EDMONTON -- Alberta Premier Rachel Notley put her 19-member task force to work Wednesday, tasked with continuing to take the fight to B.C. over the Trans Mountain oil pipeline.
"We're going to keep the pressure on," Notley told reporters prior to convening the group's first meeting, in the cabinet room at the legislature.
"These folks on our task force have deep connections across the country -- industry, investors, academics, the legal community (and) all levels of government.
"I'm going to be looking to this task force ... to provide additional legal and strategic advice to make sure we can end the delays, end the games and get the Trans Mountain pipeline built."
The panel, announced Feb. 9, includes former New Brunswick premier Frank McKenna and former deputy prime minister Anne McLellan. There are also leaders in the oil, banking, academic and investment sectors along with some of Notley's cabinet ministers and senior civil servants.
It's the latest salvo by Notley in a dispute that has inflamed tensions between the NDP governments in both provinces, and sent federal officials scurrying to B.C. to try to find a solution.
It began two weeks ago when B.C. Premier John Horgan's government announced a ban on taking added levels of oil through pipelines while it studies safety issues.
Notley's government views that as a back door plan to kill the financial viability of the Kinder Morgan project that would expand the existing Trans Mountain pipeline that runs from Edmonton to Burnaby.
Horgan appeared to soften his approach this week.
His government originally announced that the ban on taking extra oil would be in place while the province studies spill safety measures.
But on Tuesday Horgan told reporters it was never the intention to have the ban in place during consultation.
Notley told reporters that, as far as Alberta is concerned, nothing has changed.
"The B.C. government has not backed away from that threat, as we believe they must," she said.
In retaliation, Notley has cut off talks to purchase $500 million worth of electricity from B.C., banned wine from that province and launched an online petition for Canadian citizens to voice their displeasure to Horgan.
Earlier this week, Notley said she is giving the federal government a few days to make headway with B.C. before deciding on further action.
She said the ban is unconstitutional and that Ottawa, not the provinces, has the final say on interprovincial infrastructure like pipelines.
Prime Minister Justin Trudeau's government said the Trans Mountain line will get built, and noted that B.C. has put nothing official in place.
Notley, however, has said even the threat of squeezing oil deliveries has an impact on the pipeline and the marketplace, and is demanding Ottawa get B.C. to reverse course.
"This project was approved in the national interest and it must be built in the national interest.
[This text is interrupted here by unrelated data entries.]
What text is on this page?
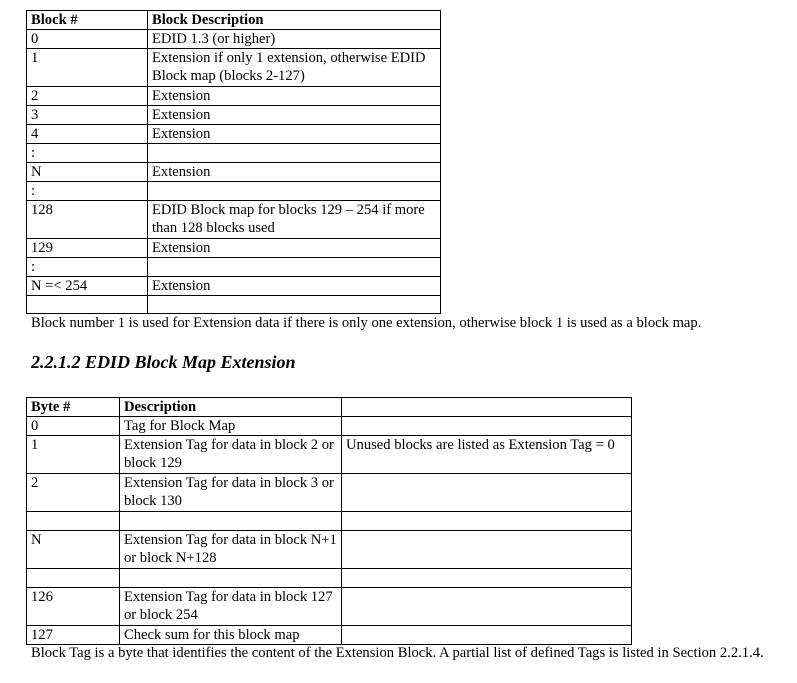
Block #	Block Description
0	EDID 1.3 (or higher)
1	Extension if only 1 extension, otherwise EDID Block map (blocks 2-127)
2	Extension
3	Extension
4	Extension
:	
N	Extension
:	
128	EDID Block map for blocks 129 – 254 if more than 128 blocks used
129	Extension
:	
N =< 254	Extension

Block number 1 is used for Extension data if there is only one extension, otherwise block 1 is used as a block map.

2.2.1.2 EDID Block Map Extension
Byte #	Description	
0	Tag for Block Map	
1	Extension Tag for data in block 2 or block 129	Unused blocks are listed as Extension Tag = 0
2	Extension Tag for data in block 3 or block 130	

N	Extension Tag for data in block N+1 or block N+128	

126	Extension Tag for data in block 127 or block 254	
127	Check sum for this block map	

Block Tag is a byte that identifies the content of the Extension Block. A partial list of defined Tags is listed in Section 2.2.1.4.
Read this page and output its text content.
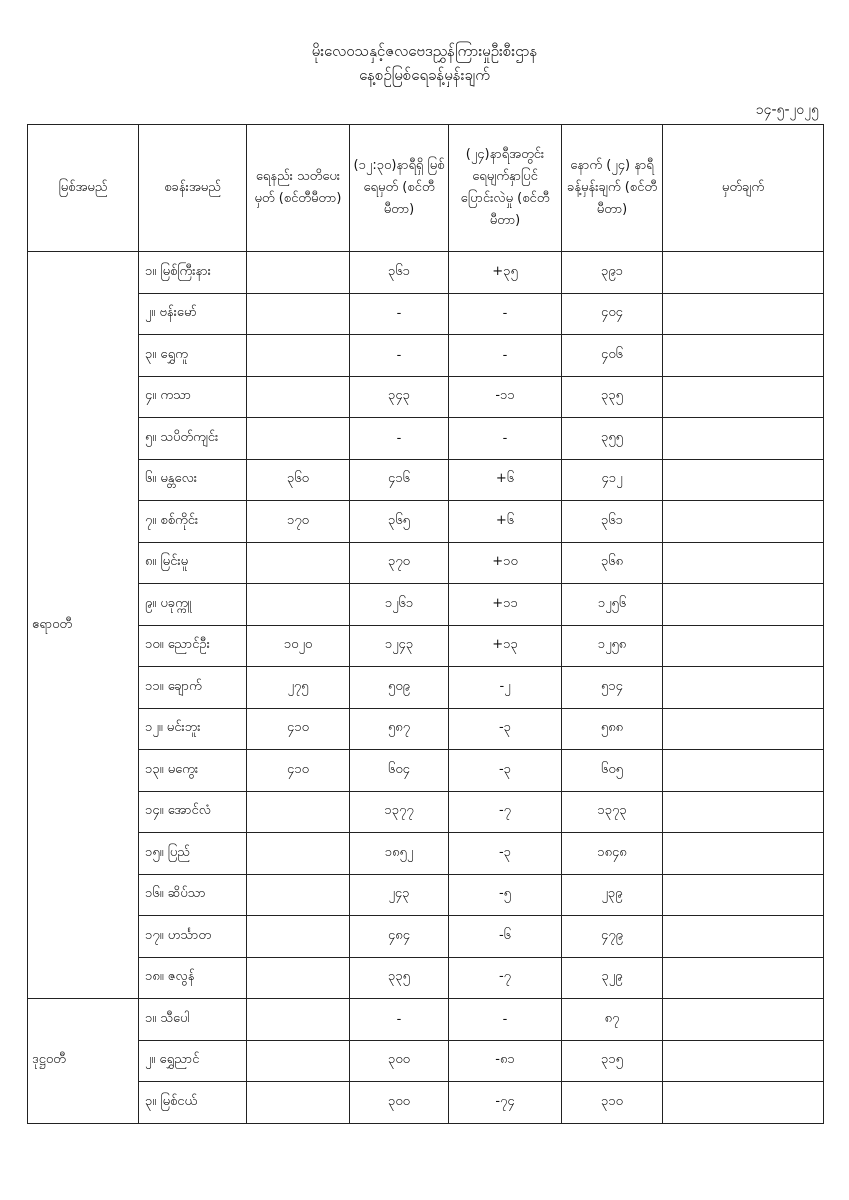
မိုးလေဝသနှင့်ဇလဗေဒညွှန်ကြားမှုဦးစီးဌာန
နေ့စဉ်မြစ်ရေခန့်မှန်းချက်
၁၄-၅-၂၀၂၅
မြစ်အမည်	စခန်းအမည်	ရေနည်း သတိပေးမှတ် (စင်တီမီတာ)	(၁၂:၃၀)နာရီရှိ မြစ်ရေမှတ် (စင်တီမီတာ)	(၂၄)နာရီအတွင်း ရေမျက်နှာပြင် ပြောင်းလဲမှု (စင်တီမီတာ)	နောက် (၂၄) နာရီ ခန့်မှန်းချက် (စင်တီမီတာ)	မှတ်ချက်
ဧရာဝတီ	၁။ မြစ်ကြီးနား		၃၆၁	+၃၅	၃၉၁	
	၂။ ဗန်းမော်		-	-	၄၀၄	
	၃။ ရွှေကူ		-	-	၄၀၆	
	၄။ ကသာ		၃၄၃	-၁၁	၃၃၅	
	၅။ သပိတ်ကျင်း		-	-	၃၅၅	
	၆။ မန္တလေး	၃၆၀	၄၁၆	+၆	၄၁၂	
	၇။ စစ်ကိုင်း	၁၇၀	၃၆၅	+၆	၃၆၁	
	၈။ မြင်းမူ		၃၇၀	+၁၀	၃၆၈	
	၉။ ပခုက္ကူ		၁၂၆၁	+၁၁	၁၂၅၆	
	၁၀။ ညောင်ဦး	၁၀၂၀	၁၂၄၃	+၁၃	၁၂၅၈	
	၁၁။ ချောက်	၂၇၅	၅၀၉	-၂	၅၁၄	
	၁၂။ မင်းဘူး	၄၁၀	၅၈၇	-၃	၅၈၈	
	၁၃။ မကွေး	၄၁၀	၆၀၄	-၃	၆၀၅	
	၁၄။ အောင်လံ		၁၃၇၇	-၇	၁၃၇၃	
	၁၅။ ပြည်		၁၈၅၂	-၃	၁၈၄၈	
	၁၆။ ဆိပ်သာ		၂၄၃	-၅	၂၃၉	
	၁၇။ ဟင်္သာတ		၄၈၄	-၆	၄၇၉	
	၁၈။ ဇလွန်		၃၃၅	-၇	၃၂၉	
ဒုဋ္ဌဝတီ	၁။ သီပေါ		-	-	၈၇	
	၂။ ရွှေညာင်		၃၀၀	-၈၁	၃၁၅	
	၃။ မြစ်ငယ်		၃၀၀	-၇၄	၃၁၀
We're not going to stand down until that happens," said Notley.
The $7.4-billion project would twin the existing 1,150-km line in order to triple capacity.
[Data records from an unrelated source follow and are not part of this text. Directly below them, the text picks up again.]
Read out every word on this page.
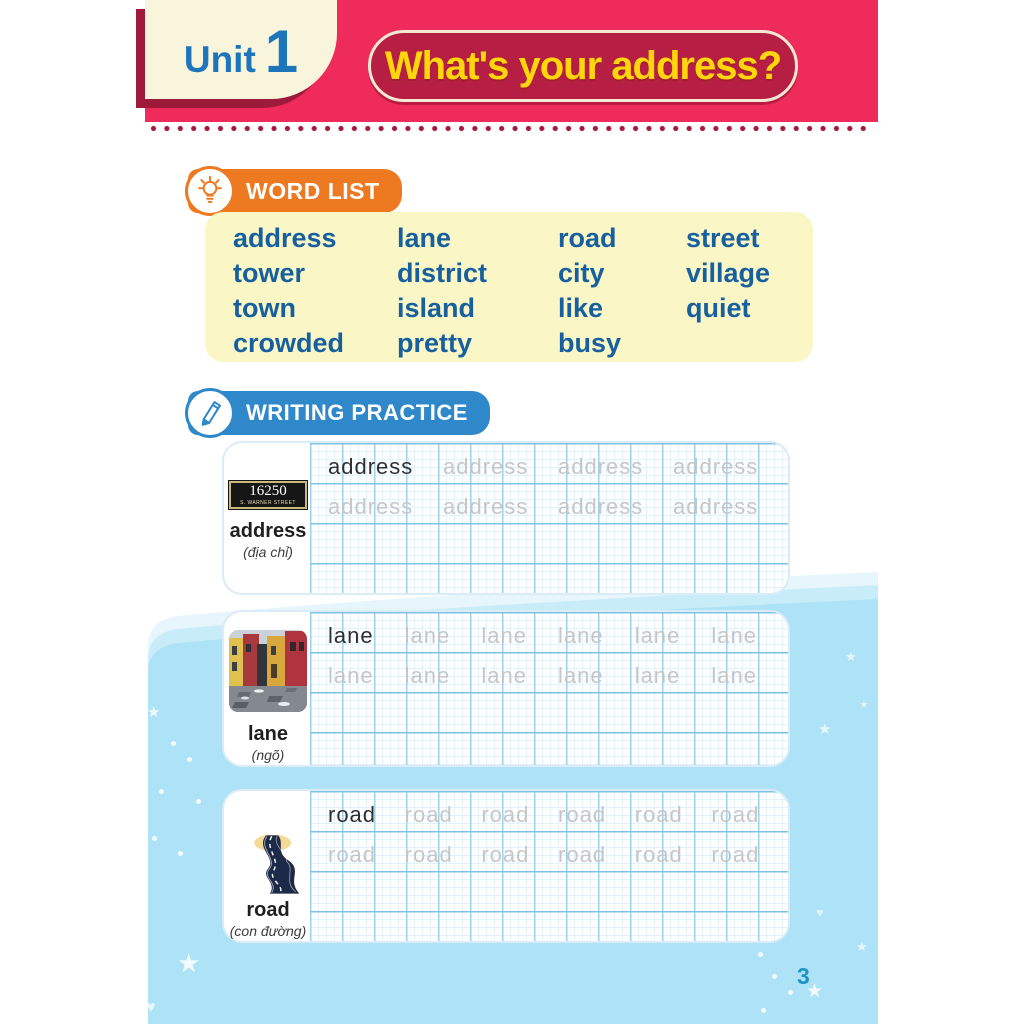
★
★
★
★
★
★
★
♥
♥
Unit 1 What's your address?
WORD LIST
address	lane	road	street
tower	district	city	village
town	island	like	quiet
crowded	pretty	busy
WRITING PRACTICE
address	address	address	address
address	address	address	address
16250
S. WARNER STREET
address
(địa chỉ)
lane	lane	lane	lane	lane	lane
lane	lane	lane	lane	lane	lane
lane
(ngõ)
road	road	road	road	road	road
road	road	road	road	road	road
road
(con đường)
3
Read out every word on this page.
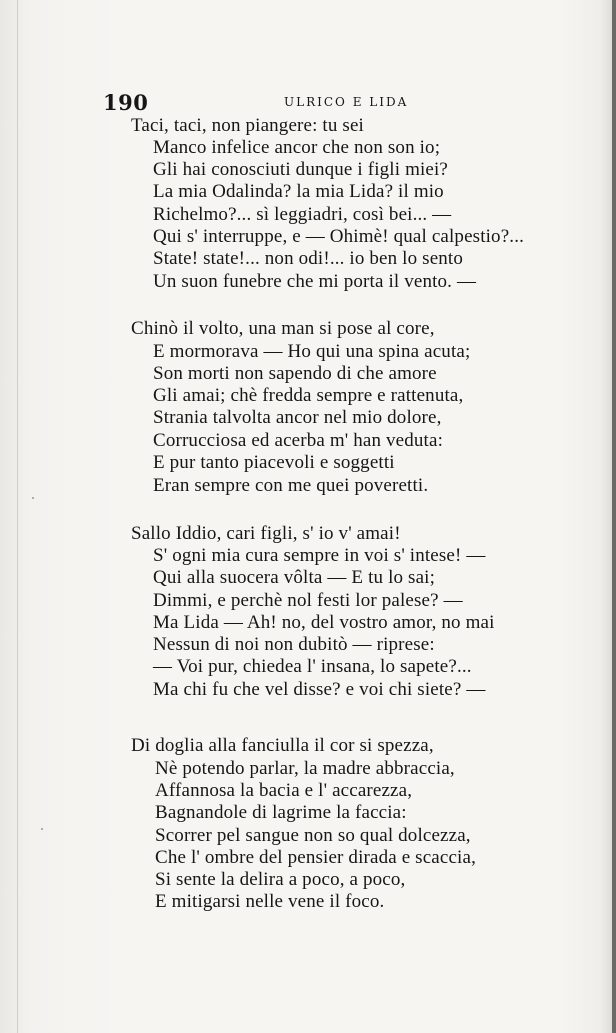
190	ULRICO E LIDA
Taci, taci, non piangere: tu sei
Manco infelice ancor che non son io;
Gli hai conosciuti dunque i figli miei?
La mia Odalinda? la mia Lida? il mio
Richelmo?... sì leggiadri, così bei... —
Qui s' interruppe, e — Ohimè! qual calpestio?...
State! state!... non odi!... io ben lo sento
Un suon funebre che mi porta il vento. —
Chinò il volto, una man si pose al core,
E mormorava — Ho qui una spina acuta;
Son morti non sapendo di che amore
Gli amai; chè fredda sempre e rattenuta,
Strania talvolta ancor nel mio dolore,
Corrucciosa ed acerba m' han veduta:
E pur tanto piacevoli e soggetti
Eran sempre con me quei poveretti.
Sallo Iddio, cari figli, s' io v' amai!
S' ogni mia cura sempre in voi s' intese! —
Qui alla suocera vôlta — E tu lo sai;
Dimmi, e perchè nol festi lor palese? —
Ma Lida — Ah! no, del vostro amor, no mai
Nessun di noi non dubitò — riprese:
— Voi pur, chiedea l' insana, lo sapete?...
Ma chi fu che vel disse? e voi chi siete? —
Di doglia alla fanciulla il cor si spezza,
Nè potendo parlar, la madre abbraccia,
Affannosa la bacia e l' accarezza,
Bagnandole di lagrime la faccia:
Scorrer pel sangue non so qual dolcezza,
Che l' ombre del pensier dirada e scaccia,
Si sente la delira a poco, a poco,
E mitigarsi nelle vene il foco.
Trudeau's government gave the green light to the pipeline in late 2016, saying the project is in the national interest, but Kinder Morgan Canada has since encountered renewed resistance and bureaucratic delays in B.C.
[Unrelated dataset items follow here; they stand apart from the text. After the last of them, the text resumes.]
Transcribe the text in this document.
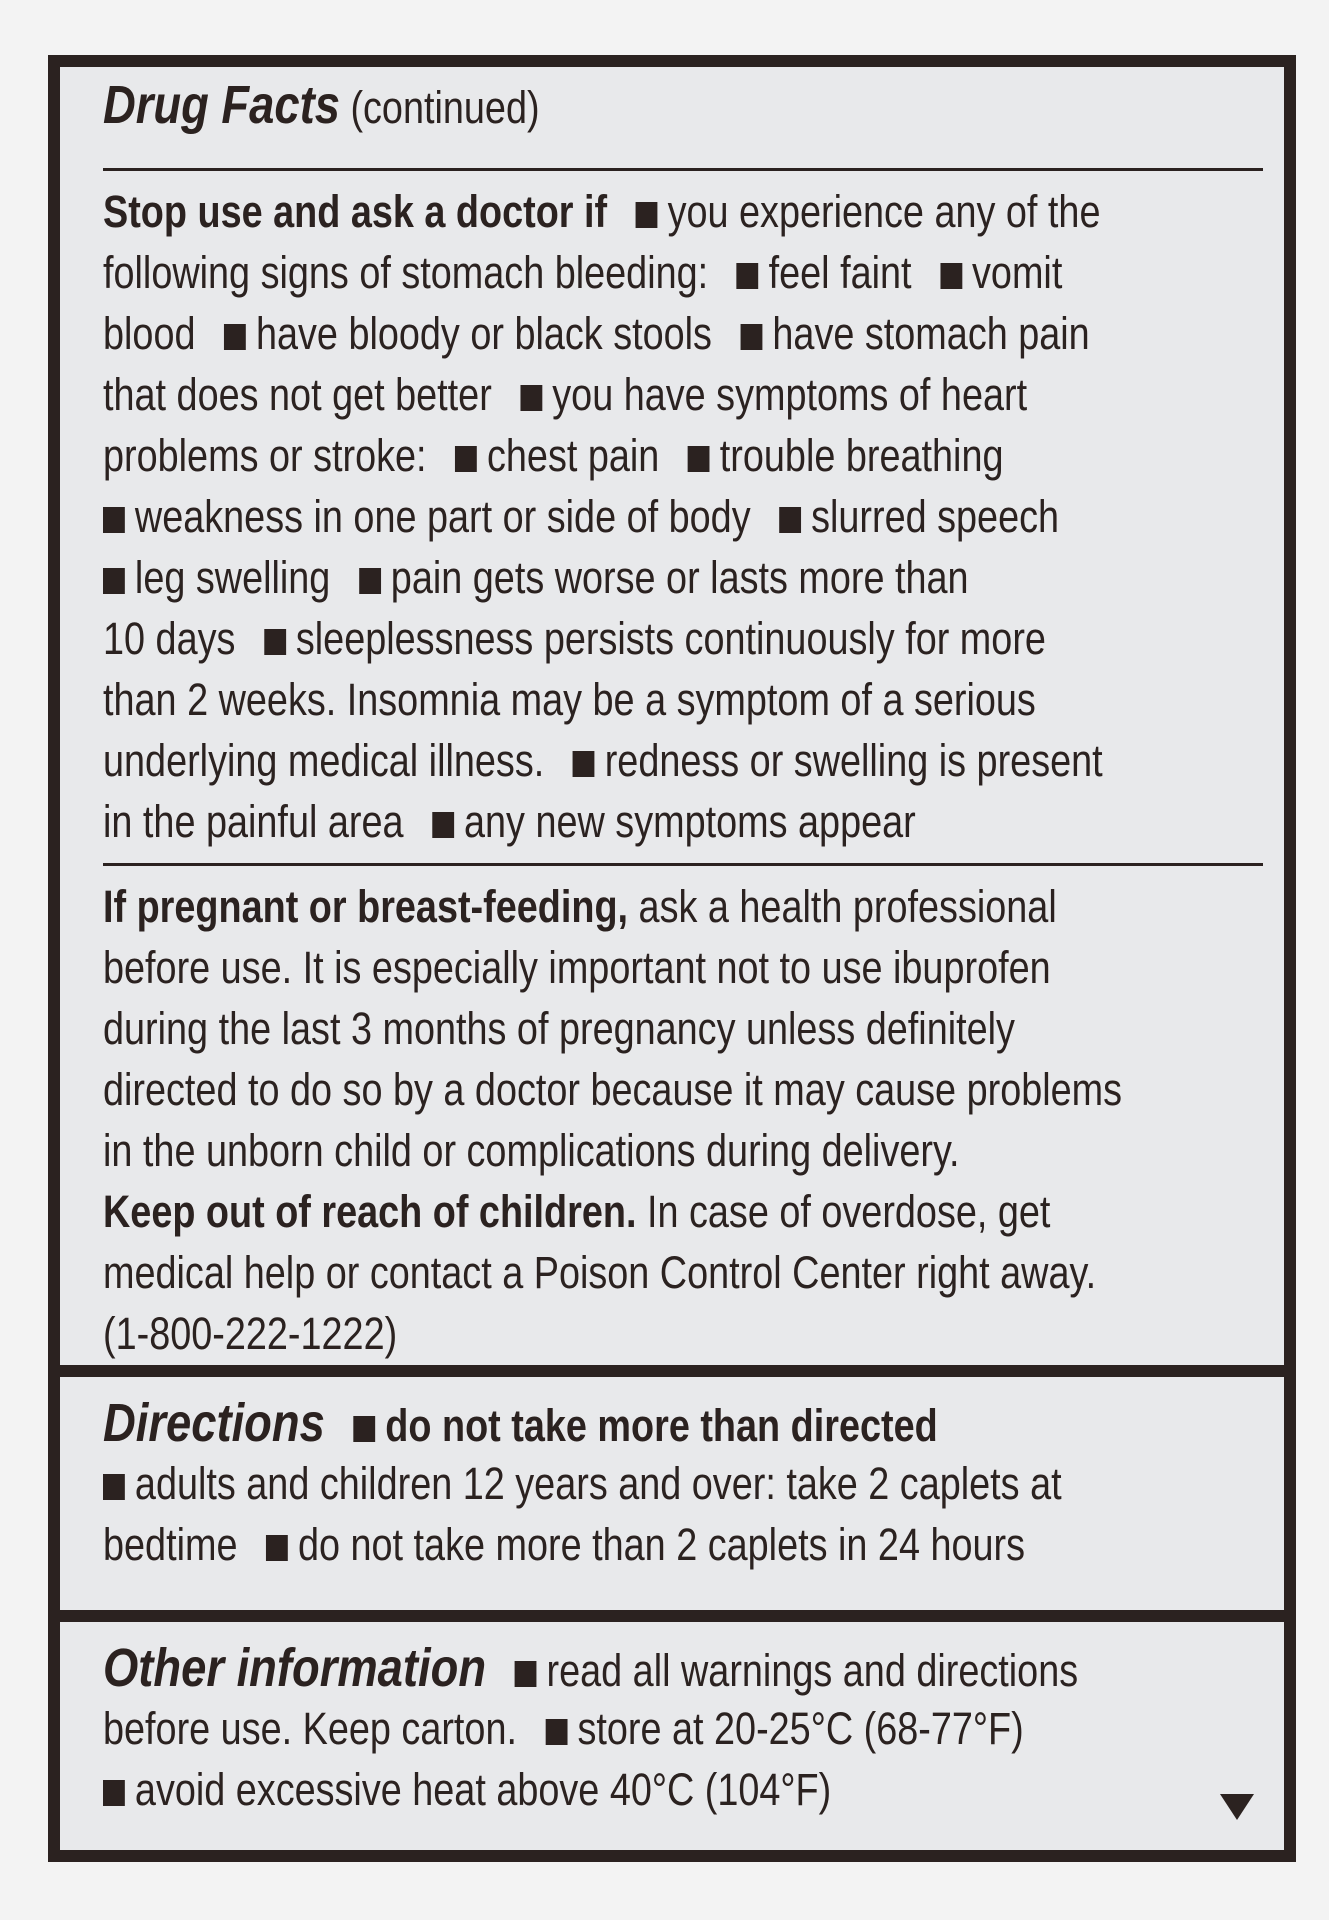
Drug Facts (continued)
Stop use and ask a doctor if you experience any of the
following signs of stomach bleeding: feel faint vomit
blood have bloody or black stools have stomach pain
that does not get better you have symptoms of heart
problems or stroke: chest pain trouble breathing
weakness in one part or side of body slurred speech
leg swelling pain gets worse or lasts more than
10 days sleeplessness persists continuously for more
than 2 weeks. Insomnia may be a symptom of a serious
underlying medical illness. redness or swelling is present
in the painful area any new symptoms appear
If pregnant or breast-feeding, ask a health professional
before use. It is especially important not to use ibuprofen
during the last 3 months of pregnancy unless definitely
directed to do so by a doctor because it may cause problems
in the unborn child or complications during delivery.
Keep out of reach of children. In case of overdose, get
medical help or contact a Poison Control Center right away.
(1-800-222-1222)
Directions do not take more than directed
adults and children 12 years and over: take 2 caplets at
bedtime do not take more than 2 caplets in 24 hours
Other information read all warnings and directions
before use. Keep carton. store at 20-25°C (68-77°F)
avoid excessive heat above 40°C (104°F)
Alberta has maintained it's critical for its economy, and for Canada, to get more oil to a coastal ports to fetch better prices in Asian markets and reduce the transport bottlenecks that force Alberta's oil to sell at a discount -- sometimes a steep discount -- compared with the North American West Texas Intermediate benchmark price.
Horgan's minority government has fought against the pipeline and says the ban on increased levels of diluted bitumen is strictly about environmental protection.